I got this little gem from one of my clients. Her mom has been making these green beans and she hasn't been able to stop talking about them... and now here I am... 4 days into the beans with no end in sight. True love.
1 pounds of fresh green beans
2 cups vegetable stock
1 small yellow onion diced fine
1 or 2 cloves of fresh minced garlic
1 heaping tablespoon of Grey Poupon mustard
1 -2 tablespoons of balsamic vinegar
Seasoning salt and pepper to taste
Snip the end of the green beans and break them into your favorite length. Boil in vegetable stock until slightly softened but still have some snap to them.

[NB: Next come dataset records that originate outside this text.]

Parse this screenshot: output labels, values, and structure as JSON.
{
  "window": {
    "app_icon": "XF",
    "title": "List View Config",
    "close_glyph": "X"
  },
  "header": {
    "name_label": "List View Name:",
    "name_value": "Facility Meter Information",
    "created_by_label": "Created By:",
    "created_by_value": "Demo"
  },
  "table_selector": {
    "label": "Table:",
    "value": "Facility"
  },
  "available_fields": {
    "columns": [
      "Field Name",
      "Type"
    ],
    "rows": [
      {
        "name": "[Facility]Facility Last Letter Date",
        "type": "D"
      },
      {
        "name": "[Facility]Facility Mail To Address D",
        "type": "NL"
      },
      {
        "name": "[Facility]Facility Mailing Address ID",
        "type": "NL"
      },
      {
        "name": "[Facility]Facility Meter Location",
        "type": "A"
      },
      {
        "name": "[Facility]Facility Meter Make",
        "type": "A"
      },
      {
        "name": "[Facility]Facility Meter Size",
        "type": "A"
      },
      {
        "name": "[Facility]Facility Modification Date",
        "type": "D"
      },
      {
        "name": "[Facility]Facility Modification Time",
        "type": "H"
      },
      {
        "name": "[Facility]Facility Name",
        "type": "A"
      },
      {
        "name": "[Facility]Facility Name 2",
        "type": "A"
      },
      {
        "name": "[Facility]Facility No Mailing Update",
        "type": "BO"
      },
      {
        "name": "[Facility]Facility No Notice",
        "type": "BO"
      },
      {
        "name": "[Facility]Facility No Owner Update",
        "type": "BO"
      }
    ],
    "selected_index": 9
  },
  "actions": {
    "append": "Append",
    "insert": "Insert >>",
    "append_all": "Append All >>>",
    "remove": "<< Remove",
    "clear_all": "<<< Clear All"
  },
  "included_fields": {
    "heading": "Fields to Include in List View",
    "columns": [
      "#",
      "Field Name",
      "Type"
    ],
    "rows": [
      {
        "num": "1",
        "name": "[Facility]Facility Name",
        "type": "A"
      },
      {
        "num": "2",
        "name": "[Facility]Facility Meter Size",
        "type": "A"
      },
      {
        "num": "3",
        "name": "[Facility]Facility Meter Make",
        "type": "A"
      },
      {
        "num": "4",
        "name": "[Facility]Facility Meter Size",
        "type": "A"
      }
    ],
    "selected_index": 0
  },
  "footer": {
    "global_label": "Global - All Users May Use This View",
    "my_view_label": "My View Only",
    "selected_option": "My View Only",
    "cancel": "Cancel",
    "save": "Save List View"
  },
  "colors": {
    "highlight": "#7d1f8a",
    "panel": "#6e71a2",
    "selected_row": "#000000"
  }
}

In a large skillet, saute finely chopped onions and garlic in a bit of non-stick spray. You can also ladle some of the vegetable stock from the beans into the skillet to help the onions along without using additional oil.
Strain the beans and add them to the skillet for about 5 minutes or until desired doneness. Green beans are a personal thing - cook em' til ya like em.
In a small coffee cup, mix the Grey Poupon and balsamic vinegar until a delicious dressing comes together. You can't go wrong here with measurements - just keep adding what you like until it's done to your liking. Spoon the dressing in with the beans and toss to coat. Turn the heat off and take the pan to the living room to devour in front of the television.
I can't get enough. I made two pounds of beans tonight - enough for me and the huz - 2 hours later all of mine and over half of his are gone. I keep circling the kitchen like a little green bean vulture.